Однако обрадовался он рановато. Руководство организацией взял на себя некто при удостоверении сотрудника итальянской газеты «Tribuna»: Марио Кальвино ― человек не менее выдающийся, чем Карл. По словам самого Герасимова, «из замечательных фигур в революции». Марио Кальвино ― реальное имя реального итальянского анархиста-агронома. Который передал свой паспорт русскому астроному Всеволоду Лебединцеву.

В Петербурге Марио Кальвино был официально аккредитован как корреспондент при Государственной Думе. Причём играл эту роль так виртуозно, что его не смог узнать одноклассник, с которым он просидел много лет за одной партой в одесской гимназии. Это был писатель Владимир Жаботинский, будущий национальный герой Израиля и идейный основоположник партии Ликуд. Заодно с журналистикой Марио Кальвино подрабатывал переводами. Давал уроки итальянского жене писателя Леонида Андреева. Был крёстным отцом дочери писателя Алексея Ремизова. Все трое писателей оставили о нём восторженные воспоминания.

Лебединцев твёрдо продолжал линию Трауберга. К имеющимся планам он добавил только один. Ликвидацию знаковой для русской монархии фигуры ― великого князя Николая Николаевича. А поскольку Герасимов бросил все силы на охрану Госсовета и практически перекрыл туда доступ, действия отряда Лебединцев сосредоточил на двух персонах ― министре юстиции и великом князе. Возле их домов постоянно дежурили наблюдатели, фиксируя время выезда и возвращения. В комнате Анны Распутиной ― революционерки с большим опытом, члена народовольческой группы, участницы нелегальной Лахтинской типографии и бывшей политссыльной ― хранились бомбы, револьверы, планы расположения домов Щегловитова и Николая Николаевича.
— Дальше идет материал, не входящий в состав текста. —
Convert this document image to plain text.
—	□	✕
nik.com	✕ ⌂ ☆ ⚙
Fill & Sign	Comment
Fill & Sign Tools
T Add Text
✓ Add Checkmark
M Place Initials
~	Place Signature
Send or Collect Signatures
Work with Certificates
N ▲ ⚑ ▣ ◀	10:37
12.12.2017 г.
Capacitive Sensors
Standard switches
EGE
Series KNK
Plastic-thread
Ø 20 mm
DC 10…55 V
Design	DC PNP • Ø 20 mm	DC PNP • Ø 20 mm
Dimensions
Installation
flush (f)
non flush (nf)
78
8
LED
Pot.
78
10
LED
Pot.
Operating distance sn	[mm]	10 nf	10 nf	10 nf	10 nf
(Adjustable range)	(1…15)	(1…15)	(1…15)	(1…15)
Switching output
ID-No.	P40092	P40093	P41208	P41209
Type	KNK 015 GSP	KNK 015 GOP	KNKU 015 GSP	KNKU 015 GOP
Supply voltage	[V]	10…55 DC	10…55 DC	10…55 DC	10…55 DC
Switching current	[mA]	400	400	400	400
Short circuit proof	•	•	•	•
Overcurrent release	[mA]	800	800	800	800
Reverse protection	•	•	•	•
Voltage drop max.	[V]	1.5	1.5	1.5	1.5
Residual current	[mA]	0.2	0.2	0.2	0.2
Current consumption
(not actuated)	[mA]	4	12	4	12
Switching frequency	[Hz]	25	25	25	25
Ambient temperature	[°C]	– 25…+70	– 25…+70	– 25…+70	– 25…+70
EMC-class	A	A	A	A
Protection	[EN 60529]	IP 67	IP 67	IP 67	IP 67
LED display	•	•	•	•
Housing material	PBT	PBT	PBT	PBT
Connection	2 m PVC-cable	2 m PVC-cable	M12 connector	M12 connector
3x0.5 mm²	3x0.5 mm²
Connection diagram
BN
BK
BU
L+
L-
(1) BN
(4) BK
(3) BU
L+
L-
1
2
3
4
Она же осуществляла связь между членами группы, передавала им оружие.

О том, что Распутина входит в летучий боевой отряд Герасимову сообщил Азеф. Выяснить её адрес не составило труда. Первоначально Герасимов решил сам поселиться в той же квартире, и наблюдать за ней (вот что значит по-настоящему любить свою работу!). Остановило лишь то, что он имел уж очень барский вид, совсем неподходящий для халупы, где снимала комнату Распутина. Пришлось отправлять туда смышлёных молодых агентов. Они оказались на высоте, выяснив не только подробности её дел, но и установив дату, назначенную для терактов ― 1 января 1908-го.

Герасимов лично посетил Щегловитого и Николая Николаевича, предупредил их об опасности и потребовал безвылазно сидеть в этот день дома. Оба поначалу взбрыкнули.  «До самой последней минуты я так и не знал, послушался ли великий князь этих просьб. Несколько раз он менял свои решения, то приказывая подать лошадей или автомобиль, то — отменяя эти распоряжения», ― жаловался на капризного старика Герасимов. Но вняв голосу разума (а также приказам Столыпина и царя), оба всё-таки провели первый день нового года в своих резиденциях. Один ― в музее гигиены (тогда министерство юстиции), другой ― во Дворце профсоюзов (тогда Ксенинский или Николаевский). Покушения были предотвращены. Но только в этот день. Члены боевого отряда вовсе не отказались от задуманного.

Просидев больше месяца взаперти, министр юстиции и великий князь начали проявлять нервозность и выражать недовольство работой полиции. Герасимову пришлось действовать в ускоренном темпе. Днём 7 февраля было схвачено девять членов организации. В скверике у дома Щегловитова была взята влюблённая парочка ― Лев Синегуб и Лидия Стуре. При появлении полицейских агентов Стуре выхватила револьвер и открыла стрельбу. Елизавета Лебедева при аресте ранила городового. Ещё одного агента охранки ранил при аресте член отряда имени которого до сих пор не узнали даже историки. Он назвал себя крестьянином Еранского уезда Вятской губернии Александром Смирновым. Марио Кальвино (его настоящее имя выяснилось только в суде) схватили на Малой Морской. «Осторожно! ― предупредил он первого подбежавшего агента. ― Я весь обложен динамитом. Если взорвусь, всю улицу разнесёт». Если бы бомба, брошенная в министра не взорвалась, он собирался сам броситься под карету.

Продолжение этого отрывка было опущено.